Yogurt — A Totally Tangy Treat

Homemade yogurt is a nutritious snack loaded with probiotics that are especially good for your gut. It’s also very easy to make. Win, win. 

Here is the yogurt maker I use. This is one batch.

I prefer my yogurt plain with just a touch of vanilla stirred in. Unsweetened yogurt is delightfully tangy. The type I make isn’t as thick as you might be used to, but you can add powdered dry milk or unflavored gelatin if you want it thicker. Also, in my experience, the longer you let the yogurt incubate, the thicker it will get.

Once the yogurt is ready, you can make it fruity and/or sweet by adding whatever type of fruit or sweetener you prefer. My boys like it with blueberries.

I always have to use a dried culture on the first batch.

Yogurt is like buttermilk in that once you use a dried culture on the first batch, you can just use the previous batch as a starter for each new batch. I buy my cultures online from New England Cheese Making Supply Co.

Before I put the recipe below, I will give you a five ideas on how to incubate your yogurt in case you don’t have a yogurt maker. I also know that InstantPot has instructions for yogurt making, too. Since I have a yogurt maker, I haven’t tried any of the ideas below, but I’ve read that they work.

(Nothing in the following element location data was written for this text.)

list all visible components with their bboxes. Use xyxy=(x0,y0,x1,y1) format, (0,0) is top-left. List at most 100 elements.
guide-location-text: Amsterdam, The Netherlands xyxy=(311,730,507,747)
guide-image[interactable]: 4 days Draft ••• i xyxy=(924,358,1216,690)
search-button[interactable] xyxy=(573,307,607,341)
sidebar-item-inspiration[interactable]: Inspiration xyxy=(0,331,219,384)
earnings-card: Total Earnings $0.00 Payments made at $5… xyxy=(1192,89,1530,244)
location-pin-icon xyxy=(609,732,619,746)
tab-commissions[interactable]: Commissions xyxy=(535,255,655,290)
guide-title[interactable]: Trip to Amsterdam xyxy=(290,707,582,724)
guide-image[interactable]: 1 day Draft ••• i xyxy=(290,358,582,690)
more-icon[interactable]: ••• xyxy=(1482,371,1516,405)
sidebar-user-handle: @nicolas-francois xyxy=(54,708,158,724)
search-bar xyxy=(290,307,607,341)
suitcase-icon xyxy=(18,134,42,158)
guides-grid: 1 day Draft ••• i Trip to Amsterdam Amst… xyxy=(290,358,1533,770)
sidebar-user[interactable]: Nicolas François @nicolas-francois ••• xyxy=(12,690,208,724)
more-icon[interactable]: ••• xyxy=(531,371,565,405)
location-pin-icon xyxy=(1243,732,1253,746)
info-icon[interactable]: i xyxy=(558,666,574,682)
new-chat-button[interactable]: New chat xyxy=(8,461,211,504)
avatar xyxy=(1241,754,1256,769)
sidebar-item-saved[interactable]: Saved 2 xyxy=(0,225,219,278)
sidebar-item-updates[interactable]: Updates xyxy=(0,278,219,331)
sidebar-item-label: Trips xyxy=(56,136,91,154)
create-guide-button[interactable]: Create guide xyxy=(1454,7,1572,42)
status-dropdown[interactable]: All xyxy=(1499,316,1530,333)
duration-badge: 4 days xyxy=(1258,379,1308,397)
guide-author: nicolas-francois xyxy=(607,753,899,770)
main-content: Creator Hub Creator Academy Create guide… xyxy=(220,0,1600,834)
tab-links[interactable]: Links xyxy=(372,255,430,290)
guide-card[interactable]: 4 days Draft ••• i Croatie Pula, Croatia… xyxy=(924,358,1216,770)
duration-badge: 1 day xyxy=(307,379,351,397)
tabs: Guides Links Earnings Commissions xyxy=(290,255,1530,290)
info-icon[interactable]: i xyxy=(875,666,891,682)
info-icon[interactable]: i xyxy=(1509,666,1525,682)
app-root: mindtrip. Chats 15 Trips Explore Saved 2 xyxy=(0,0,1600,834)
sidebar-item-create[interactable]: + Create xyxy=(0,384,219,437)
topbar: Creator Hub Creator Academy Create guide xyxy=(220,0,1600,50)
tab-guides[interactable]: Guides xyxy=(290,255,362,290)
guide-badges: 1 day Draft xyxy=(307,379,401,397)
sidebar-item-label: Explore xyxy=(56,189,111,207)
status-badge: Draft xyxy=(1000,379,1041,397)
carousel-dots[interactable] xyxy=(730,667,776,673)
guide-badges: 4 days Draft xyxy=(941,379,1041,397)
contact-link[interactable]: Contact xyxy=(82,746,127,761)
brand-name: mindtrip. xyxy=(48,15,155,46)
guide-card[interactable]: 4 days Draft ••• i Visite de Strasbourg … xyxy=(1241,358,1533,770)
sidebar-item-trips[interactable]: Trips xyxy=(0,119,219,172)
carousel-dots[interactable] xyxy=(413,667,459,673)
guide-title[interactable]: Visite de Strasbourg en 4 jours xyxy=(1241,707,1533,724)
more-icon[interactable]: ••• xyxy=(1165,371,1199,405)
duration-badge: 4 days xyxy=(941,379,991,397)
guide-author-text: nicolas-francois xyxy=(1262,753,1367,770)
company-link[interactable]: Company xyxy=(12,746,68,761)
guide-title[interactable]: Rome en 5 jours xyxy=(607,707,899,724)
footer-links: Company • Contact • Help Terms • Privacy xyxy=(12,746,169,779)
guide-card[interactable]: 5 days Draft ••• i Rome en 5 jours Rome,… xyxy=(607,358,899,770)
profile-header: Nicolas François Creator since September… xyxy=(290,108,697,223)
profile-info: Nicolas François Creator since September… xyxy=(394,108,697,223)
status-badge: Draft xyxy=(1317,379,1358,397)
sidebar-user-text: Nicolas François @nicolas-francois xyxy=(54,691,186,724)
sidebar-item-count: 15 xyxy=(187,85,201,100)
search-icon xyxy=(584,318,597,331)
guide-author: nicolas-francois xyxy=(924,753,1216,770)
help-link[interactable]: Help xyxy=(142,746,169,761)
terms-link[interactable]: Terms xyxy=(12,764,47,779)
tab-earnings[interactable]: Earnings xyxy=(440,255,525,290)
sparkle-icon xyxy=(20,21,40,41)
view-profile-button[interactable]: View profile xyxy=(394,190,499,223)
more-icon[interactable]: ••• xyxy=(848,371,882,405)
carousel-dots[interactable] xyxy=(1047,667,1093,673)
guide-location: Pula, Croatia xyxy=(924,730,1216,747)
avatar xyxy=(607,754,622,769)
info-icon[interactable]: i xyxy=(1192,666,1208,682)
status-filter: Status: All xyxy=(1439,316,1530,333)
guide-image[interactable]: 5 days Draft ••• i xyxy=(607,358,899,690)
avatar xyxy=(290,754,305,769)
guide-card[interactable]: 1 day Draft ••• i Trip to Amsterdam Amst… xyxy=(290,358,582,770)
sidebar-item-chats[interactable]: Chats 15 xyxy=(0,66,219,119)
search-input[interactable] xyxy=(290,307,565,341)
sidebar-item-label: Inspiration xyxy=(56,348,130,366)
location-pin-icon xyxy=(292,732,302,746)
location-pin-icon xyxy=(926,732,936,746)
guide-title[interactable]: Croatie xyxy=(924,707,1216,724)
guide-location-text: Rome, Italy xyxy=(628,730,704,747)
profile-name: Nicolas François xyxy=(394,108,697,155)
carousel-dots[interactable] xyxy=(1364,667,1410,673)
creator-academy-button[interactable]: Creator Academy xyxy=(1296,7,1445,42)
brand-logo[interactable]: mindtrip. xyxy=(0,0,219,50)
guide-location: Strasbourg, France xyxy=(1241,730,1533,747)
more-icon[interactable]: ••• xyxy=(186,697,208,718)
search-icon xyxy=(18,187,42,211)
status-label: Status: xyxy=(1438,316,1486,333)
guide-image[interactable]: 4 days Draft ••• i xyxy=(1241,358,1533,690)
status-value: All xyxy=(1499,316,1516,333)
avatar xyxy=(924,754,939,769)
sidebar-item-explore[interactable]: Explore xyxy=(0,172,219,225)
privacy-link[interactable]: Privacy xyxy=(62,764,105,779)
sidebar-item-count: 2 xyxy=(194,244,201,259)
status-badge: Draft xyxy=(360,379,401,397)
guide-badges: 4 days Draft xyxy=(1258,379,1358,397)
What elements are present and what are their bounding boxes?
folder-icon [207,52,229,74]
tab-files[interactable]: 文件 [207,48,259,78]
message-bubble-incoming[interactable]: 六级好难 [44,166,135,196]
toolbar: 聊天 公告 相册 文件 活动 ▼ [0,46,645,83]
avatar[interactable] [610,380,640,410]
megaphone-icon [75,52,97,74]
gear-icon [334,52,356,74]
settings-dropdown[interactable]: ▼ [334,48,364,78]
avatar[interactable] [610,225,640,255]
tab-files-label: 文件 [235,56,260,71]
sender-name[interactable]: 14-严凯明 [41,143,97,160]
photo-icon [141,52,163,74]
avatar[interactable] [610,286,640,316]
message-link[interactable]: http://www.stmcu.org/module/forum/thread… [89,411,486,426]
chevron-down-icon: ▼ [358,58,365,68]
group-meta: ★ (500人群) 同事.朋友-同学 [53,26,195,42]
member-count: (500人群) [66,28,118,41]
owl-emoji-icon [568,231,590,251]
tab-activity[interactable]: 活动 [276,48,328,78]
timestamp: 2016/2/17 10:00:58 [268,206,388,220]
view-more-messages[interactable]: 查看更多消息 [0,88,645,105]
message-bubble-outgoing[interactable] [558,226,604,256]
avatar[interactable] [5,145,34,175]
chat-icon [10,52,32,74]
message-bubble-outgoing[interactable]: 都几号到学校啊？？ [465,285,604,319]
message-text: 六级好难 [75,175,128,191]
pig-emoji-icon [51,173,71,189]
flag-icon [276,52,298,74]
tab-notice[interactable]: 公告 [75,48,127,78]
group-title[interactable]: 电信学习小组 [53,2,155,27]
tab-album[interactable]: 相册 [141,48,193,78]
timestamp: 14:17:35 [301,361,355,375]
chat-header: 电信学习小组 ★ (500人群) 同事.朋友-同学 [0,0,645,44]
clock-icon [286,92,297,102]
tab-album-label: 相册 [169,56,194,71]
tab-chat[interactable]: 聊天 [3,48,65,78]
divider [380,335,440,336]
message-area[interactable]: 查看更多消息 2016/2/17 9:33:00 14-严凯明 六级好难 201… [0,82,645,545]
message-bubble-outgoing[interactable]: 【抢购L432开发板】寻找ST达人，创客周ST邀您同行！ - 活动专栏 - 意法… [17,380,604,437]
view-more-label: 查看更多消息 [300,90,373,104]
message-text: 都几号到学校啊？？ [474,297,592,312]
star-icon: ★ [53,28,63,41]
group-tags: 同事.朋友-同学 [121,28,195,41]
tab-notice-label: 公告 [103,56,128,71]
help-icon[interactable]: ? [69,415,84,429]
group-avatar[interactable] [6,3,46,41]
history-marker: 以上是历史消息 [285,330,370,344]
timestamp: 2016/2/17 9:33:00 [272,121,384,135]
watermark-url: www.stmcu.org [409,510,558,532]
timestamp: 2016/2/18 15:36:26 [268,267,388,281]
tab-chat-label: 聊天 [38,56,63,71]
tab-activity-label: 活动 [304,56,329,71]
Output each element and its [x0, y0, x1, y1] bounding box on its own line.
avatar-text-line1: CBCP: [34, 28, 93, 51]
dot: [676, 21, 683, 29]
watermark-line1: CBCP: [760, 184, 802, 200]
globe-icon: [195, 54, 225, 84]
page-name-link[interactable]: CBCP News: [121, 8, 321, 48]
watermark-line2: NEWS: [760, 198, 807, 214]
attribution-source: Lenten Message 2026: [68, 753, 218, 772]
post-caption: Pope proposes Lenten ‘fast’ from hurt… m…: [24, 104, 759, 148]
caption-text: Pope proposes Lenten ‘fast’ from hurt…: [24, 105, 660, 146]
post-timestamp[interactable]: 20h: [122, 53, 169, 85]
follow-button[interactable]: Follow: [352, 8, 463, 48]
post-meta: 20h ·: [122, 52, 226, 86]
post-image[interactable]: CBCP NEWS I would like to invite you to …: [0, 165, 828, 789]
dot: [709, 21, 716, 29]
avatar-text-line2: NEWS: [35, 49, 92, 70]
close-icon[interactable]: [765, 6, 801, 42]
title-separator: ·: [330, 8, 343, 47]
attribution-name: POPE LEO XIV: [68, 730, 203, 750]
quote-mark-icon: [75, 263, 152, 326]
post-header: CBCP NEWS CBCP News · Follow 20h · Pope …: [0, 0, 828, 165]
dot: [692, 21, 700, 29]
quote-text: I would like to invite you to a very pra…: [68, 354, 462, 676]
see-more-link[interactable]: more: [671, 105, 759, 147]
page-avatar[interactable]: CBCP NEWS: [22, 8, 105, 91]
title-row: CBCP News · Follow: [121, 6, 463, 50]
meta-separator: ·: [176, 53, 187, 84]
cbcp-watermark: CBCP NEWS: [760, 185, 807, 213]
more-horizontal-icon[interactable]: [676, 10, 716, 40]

The important thing is to keep the yogurt temperature somewhere between 110-115°F, the ambient temperature between 68-74°F for at least six hours. (I prefer 7 hours.) 

Oven: After your oven is preheated to 120°F, turn it off and, using a glass or ceramic bowl, put the yogurt inside for six hours.

Cooler: After putting your yogurt in glass jars, place the jars into a cooler overnight, along with several jars of hot water.

Thermos: Fill an insulated thermos with the yogurt, wrap towels around it, and put the thermos in a warm place for six hours or overnight.

Slow Cooker: Preheat a slow cooker on low and add your yogurt to the pot in glass jars. Turn off heat, cover cooker, and allow to sit for six hours or overnight.

Sun: Place yogurt in lidded glass or ceramic bowl and put the bowl in a sunny spot for six hours. 

Here is my finished product with a few berries added.

I usually double the below recipe, but I would only suggest doing that if you want a lot of yogurt and have two yogurt makers (like I do).

You’ll need to stir the milk often as it heats.

Yogurt Recipe

  • 4 cups whole, low-fat, or skim milk
  • 3 tablespoons live yogurt culture or 1 packet of dried yogurt culture

To Prepare:

  1. Add milk to a saucepan and warm to around 180°F. If you’re using a thickening agent, add it right after you pour in the milk.
  2. Remove milk from heat and let it cool to about 110°F. Once cool, add in the culture.
  3. Pour milk into whatever incubating container you are going to use.
  4. Keep yogurt between 110-115°F for at least the next six hours.
  5. Use yogurt within two weeks and store in an airtight container in the fridge.